Classifier models are among the most popular machine-learning algorithms. Classification tasks cover a wide range of applications (e.g. spam filtering, face detection, and fraud detection). Often, the performance of a group of classifier models working together and the combination of their results to achieve a single outcome is better than single models running independently. In this context, diversity among models (e.g. when classifiers produce different errors) is a known aspect that usually favors superior performance with ensembles of classifiers. However, this is not true all the time. It depends on the data, the classification task at hand, and the models. This thesis aims at producing visual representations of ensembles of classifiers with distinct models. We will work with several datasets and distinct classification problems. At the end, we want to search for patterns that help to explain the role of diversity in ensembles of classifiers.
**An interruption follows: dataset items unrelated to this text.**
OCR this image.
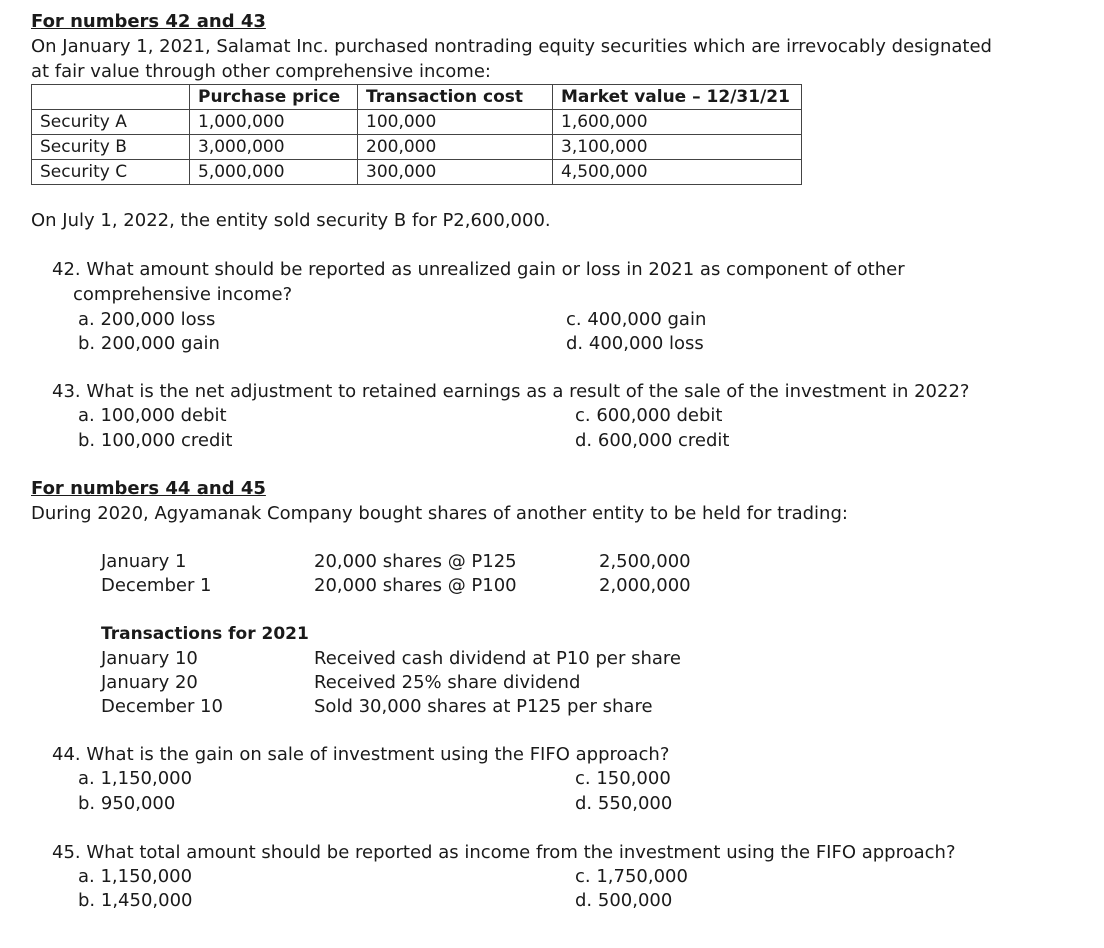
For numbers 42 and 43
On January 1, 2021, Salamat Inc. purchased nontrading equity securities which are irrevocably designated
at fair value through other comprehensive income:
	Purchase price	Transaction cost	Market value – 12/31/21
Security A	1,000,000	100,000	1,600,000
Security B	3,000,000	200,000	3,100,000
Security C	5,000,000	300,000	4,500,000
On July 1, 2022, the entity sold security B for P2,600,000.
42. What amount should be reported as unrealized gain or loss in 2021 as component of other
comprehensive income?
a. 200,000 loss
b. 200,000 gain
c. 400,000 gain
d. 400,000 loss
43. What is the net adjustment to retained earnings as a result of the sale of the investment in 2022?
a. 100,000 debit
b. 100,000 credit
c. 600,000 debit
d. 600,000 credit
For numbers 44 and 45
During 2020, Agyamanak Company bought shares of another entity to be held for trading:
January 1	20,000 shares @ P125	2,500,000
December 1	20,000 shares @ P100	2,000,000
Transactions for 2021
January 10	Received cash dividend at P10 per share
January 20	Received 25% share dividend
December 10	Sold 30,000 shares at P125 per share
44. What is the gain on sale of investment using the FIFO approach?
a. 1,150,000
b. 950,000
c. 150,000
d. 550,000
45. What total amount should be reported as income from the investment using the FIFO approach?
a. 1,150,000
b. 1,450,000
c. 1,750,000
d. 500,000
- Good knowledge in Java programming language
- Basic knowledge or the interest in learning about machine-learning classifiers
- Scope: Bachelor (3 months project + 3 months thesis)
- Zhou, Zhi-Hua. Ensemble methods: foundations and algorithms. CRC press, 2012.
- Brown, Gavin, and Ludmila I. Kuncheva. "Good" and "bad" diversity in majority vote ensembles. International Workshop on Multiple Classifier Systems. Springer Berlin Heidelberg, 2010.
- Talbot, Justin, et al. EnsembleMatrix: interactive visualization to support machine learning with multiple classifiers. Proceedings of the SIGCHI Conference on Human Factors in Computing Systems. ACM, 2009.